你怎么能暗恋我-第27章
震动飞机
1 年前


闻言,盛枳翻了个白眼。
又来了,他的会一点又出来了。
自己要是没有从小跟他一块长大,今天或许就信了他的鬼。
程砚南的会一点,那是真只会“亿”点点。
感受着饥饿,盛枳不想继续跟他扯这个话题了。
便转身进了厨房,拿微波炉简单地热了下饭菜。
还能怎么样。
程砚南说她会喜欢,那就喜欢呗。
还能拆了重新装修不成。
盛枳表情一顿,她挑了下眉。
其实拆了重新装,也不是不行?
……
吃完饭,盛枳根本没考虑过要消化的事情。
反正她作息时间一直是紊乱的,只想先上床睡一觉再说。
但路过客厅,还没走到房间门口,程砚南却突然叫住了她。
盛枳歪着头,眼底满是疑惑。
“干嘛?”
程砚南没说话,只是站了起来,走到她面前,然后牵住了她的手腕。
盛枳顺着程砚南,被他按着坐在了沙发上。
她看着转身在茶几的抽屉里,找着什么的程砚南。
更加不明白他这是搞哪一出了。
等了一会,盛枳逐渐没了耐心。
刚张开嘴想要问些什么,程砚南却在这个时候转过身了。
盛枳视线往下,看到他手上的云南白药创口贴,不由得愣住了。
紧接着,脚踝处传来一阵温热的触感。
她看见程砚南一只手扶住了自己脚跟,然后另一只手拿着创口贴贴了上来。
眼前的程砚南半蹲在地上,他动作轻柔,脸稍低着,被碎发盖住。
从她的角度能清晰地看见他敛下的眼睫毛,以及挺拔的鼻梁。
盛枳呼吸一顿,不知道是不是自己的脚被程砚南握住的原因。
她突然觉得……有些害臊呢。
盛枳抿了抿唇,她摸了摸发烫的脸,猛地别开视线。
完了完了,长得太帅了就是不好。
还好她没有脚气或者脚臭。
要不然程砚南得去掉半条命。
“吱吱。
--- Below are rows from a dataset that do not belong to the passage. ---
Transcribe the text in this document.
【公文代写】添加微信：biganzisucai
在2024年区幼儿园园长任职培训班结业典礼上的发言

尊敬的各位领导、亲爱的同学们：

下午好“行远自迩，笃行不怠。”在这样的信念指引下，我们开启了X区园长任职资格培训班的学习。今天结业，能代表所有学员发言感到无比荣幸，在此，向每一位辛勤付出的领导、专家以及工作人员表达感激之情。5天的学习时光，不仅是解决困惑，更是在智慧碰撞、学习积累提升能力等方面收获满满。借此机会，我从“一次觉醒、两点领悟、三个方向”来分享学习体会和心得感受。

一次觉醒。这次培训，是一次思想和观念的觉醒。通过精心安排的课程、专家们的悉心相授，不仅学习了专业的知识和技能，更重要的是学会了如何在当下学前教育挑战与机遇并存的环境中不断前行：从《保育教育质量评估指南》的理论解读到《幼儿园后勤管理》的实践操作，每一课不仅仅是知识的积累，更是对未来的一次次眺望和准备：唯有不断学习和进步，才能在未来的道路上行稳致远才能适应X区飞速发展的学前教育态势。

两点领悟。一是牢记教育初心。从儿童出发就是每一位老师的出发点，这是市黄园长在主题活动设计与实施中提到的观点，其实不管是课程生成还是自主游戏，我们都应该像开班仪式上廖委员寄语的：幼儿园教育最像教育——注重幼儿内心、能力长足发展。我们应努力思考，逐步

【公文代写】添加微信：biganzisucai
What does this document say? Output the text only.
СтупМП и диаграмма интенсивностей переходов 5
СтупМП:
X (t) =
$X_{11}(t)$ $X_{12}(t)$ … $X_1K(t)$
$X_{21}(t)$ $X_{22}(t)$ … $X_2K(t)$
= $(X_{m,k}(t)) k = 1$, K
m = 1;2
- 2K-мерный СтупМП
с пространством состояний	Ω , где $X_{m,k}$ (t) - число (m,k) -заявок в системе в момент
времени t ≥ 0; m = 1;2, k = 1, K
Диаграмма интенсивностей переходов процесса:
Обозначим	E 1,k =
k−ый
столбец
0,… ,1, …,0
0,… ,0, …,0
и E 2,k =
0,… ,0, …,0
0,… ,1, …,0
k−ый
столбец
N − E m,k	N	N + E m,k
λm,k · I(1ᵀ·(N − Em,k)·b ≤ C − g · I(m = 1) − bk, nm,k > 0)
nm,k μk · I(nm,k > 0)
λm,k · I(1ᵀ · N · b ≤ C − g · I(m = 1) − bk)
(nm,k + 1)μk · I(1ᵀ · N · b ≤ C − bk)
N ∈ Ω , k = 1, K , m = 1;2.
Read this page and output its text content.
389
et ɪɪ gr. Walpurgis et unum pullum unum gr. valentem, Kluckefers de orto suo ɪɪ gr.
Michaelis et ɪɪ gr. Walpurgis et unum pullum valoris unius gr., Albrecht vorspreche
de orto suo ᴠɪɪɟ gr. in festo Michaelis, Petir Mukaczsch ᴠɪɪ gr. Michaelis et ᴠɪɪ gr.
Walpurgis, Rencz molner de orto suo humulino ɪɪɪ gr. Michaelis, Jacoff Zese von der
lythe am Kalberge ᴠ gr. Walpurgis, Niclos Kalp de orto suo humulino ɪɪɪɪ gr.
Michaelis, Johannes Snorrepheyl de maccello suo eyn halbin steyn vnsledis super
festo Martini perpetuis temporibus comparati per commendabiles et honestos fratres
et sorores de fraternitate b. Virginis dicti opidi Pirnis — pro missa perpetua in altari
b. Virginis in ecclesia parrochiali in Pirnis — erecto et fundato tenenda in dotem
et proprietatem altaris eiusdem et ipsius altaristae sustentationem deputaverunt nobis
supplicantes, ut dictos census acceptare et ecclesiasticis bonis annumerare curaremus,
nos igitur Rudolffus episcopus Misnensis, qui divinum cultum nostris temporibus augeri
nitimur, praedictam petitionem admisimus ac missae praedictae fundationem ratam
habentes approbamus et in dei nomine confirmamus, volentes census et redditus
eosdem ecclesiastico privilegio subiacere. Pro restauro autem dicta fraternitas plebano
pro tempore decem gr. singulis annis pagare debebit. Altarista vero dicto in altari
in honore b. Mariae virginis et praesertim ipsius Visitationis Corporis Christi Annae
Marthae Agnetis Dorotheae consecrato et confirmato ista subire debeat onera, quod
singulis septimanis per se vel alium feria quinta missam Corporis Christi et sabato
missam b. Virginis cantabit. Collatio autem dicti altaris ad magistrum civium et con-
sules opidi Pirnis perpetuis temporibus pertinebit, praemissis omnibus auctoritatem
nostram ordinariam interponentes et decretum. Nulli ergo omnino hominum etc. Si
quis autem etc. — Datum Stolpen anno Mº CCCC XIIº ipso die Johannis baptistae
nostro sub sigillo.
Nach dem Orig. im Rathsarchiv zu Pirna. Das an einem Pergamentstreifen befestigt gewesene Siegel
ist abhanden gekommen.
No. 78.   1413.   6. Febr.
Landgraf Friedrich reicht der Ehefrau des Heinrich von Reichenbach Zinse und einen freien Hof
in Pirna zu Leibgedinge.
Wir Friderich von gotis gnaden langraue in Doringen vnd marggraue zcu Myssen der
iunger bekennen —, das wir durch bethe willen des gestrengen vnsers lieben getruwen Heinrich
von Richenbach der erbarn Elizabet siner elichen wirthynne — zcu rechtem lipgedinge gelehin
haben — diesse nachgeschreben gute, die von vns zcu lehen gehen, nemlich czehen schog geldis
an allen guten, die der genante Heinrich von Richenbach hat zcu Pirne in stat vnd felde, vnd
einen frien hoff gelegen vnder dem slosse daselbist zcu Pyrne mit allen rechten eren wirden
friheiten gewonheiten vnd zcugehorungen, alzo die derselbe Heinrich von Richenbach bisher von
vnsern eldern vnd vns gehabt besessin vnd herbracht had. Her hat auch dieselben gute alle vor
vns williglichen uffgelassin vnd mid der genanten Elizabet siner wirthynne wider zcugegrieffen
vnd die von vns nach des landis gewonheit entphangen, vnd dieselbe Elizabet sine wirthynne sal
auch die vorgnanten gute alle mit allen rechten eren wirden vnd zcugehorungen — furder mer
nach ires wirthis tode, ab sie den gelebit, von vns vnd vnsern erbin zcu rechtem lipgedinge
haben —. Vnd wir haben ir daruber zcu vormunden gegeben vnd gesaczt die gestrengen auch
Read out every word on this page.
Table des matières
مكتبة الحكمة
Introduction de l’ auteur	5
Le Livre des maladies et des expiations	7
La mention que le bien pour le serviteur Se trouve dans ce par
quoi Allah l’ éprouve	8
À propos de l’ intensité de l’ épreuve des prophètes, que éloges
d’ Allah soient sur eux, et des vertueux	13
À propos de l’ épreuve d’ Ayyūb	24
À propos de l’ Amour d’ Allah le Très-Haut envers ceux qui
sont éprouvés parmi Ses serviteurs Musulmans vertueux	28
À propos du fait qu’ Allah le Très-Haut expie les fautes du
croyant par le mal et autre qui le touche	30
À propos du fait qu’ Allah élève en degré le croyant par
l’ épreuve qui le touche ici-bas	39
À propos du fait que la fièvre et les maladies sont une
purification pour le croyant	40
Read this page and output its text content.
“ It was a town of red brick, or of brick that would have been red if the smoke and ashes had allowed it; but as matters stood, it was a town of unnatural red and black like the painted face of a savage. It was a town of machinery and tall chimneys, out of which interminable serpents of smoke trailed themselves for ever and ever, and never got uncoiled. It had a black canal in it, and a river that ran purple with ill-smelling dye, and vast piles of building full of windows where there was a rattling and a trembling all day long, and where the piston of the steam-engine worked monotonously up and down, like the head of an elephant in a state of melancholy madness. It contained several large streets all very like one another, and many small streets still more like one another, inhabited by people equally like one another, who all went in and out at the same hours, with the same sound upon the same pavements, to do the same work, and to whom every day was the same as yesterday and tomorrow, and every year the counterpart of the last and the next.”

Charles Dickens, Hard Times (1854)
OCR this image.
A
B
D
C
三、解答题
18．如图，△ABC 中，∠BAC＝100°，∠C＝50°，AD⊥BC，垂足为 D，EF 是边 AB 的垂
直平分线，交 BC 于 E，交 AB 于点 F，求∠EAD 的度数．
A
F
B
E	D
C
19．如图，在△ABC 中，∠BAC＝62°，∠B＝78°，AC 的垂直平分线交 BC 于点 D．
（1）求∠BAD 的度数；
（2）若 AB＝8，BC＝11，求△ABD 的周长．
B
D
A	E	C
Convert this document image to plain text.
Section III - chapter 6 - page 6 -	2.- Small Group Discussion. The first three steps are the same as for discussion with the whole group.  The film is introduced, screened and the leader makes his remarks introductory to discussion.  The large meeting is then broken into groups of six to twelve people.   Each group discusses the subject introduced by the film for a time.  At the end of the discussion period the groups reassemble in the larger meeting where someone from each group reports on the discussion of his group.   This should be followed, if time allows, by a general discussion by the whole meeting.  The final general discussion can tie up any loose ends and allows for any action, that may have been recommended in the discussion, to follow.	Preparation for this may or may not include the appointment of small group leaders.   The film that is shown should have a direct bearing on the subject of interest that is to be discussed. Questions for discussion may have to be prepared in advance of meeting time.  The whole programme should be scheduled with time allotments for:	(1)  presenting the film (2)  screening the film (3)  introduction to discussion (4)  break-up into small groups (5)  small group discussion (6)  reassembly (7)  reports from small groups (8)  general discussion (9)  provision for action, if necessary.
”
听到程砚南低沉温和的嗓音,盛枳下意识地转头望去。
两人的视线在空中交汇。
盛枳对上程砚南的眼神,她猛地心头一震。
心脏徒然漏掉了一拍。
可是好奇怪。
明明程砚南跟平时一样,漆黑的眼睛里没什么情绪,表情也淡淡的。
脸不还是那张脸,也没什么特别的魅力。
盛枳紧张地抿起唇。
而且她能清楚地感觉到,有一些东西在脱离自己的控制。
她跟程砚南之间好像变得有些不一样了。
而且更可怕的是……
盛枳垂下眼,她的视线落在程砚南的嘴唇上,然后咽了咽口水。
程砚南看起来好像……
很好亲的样子。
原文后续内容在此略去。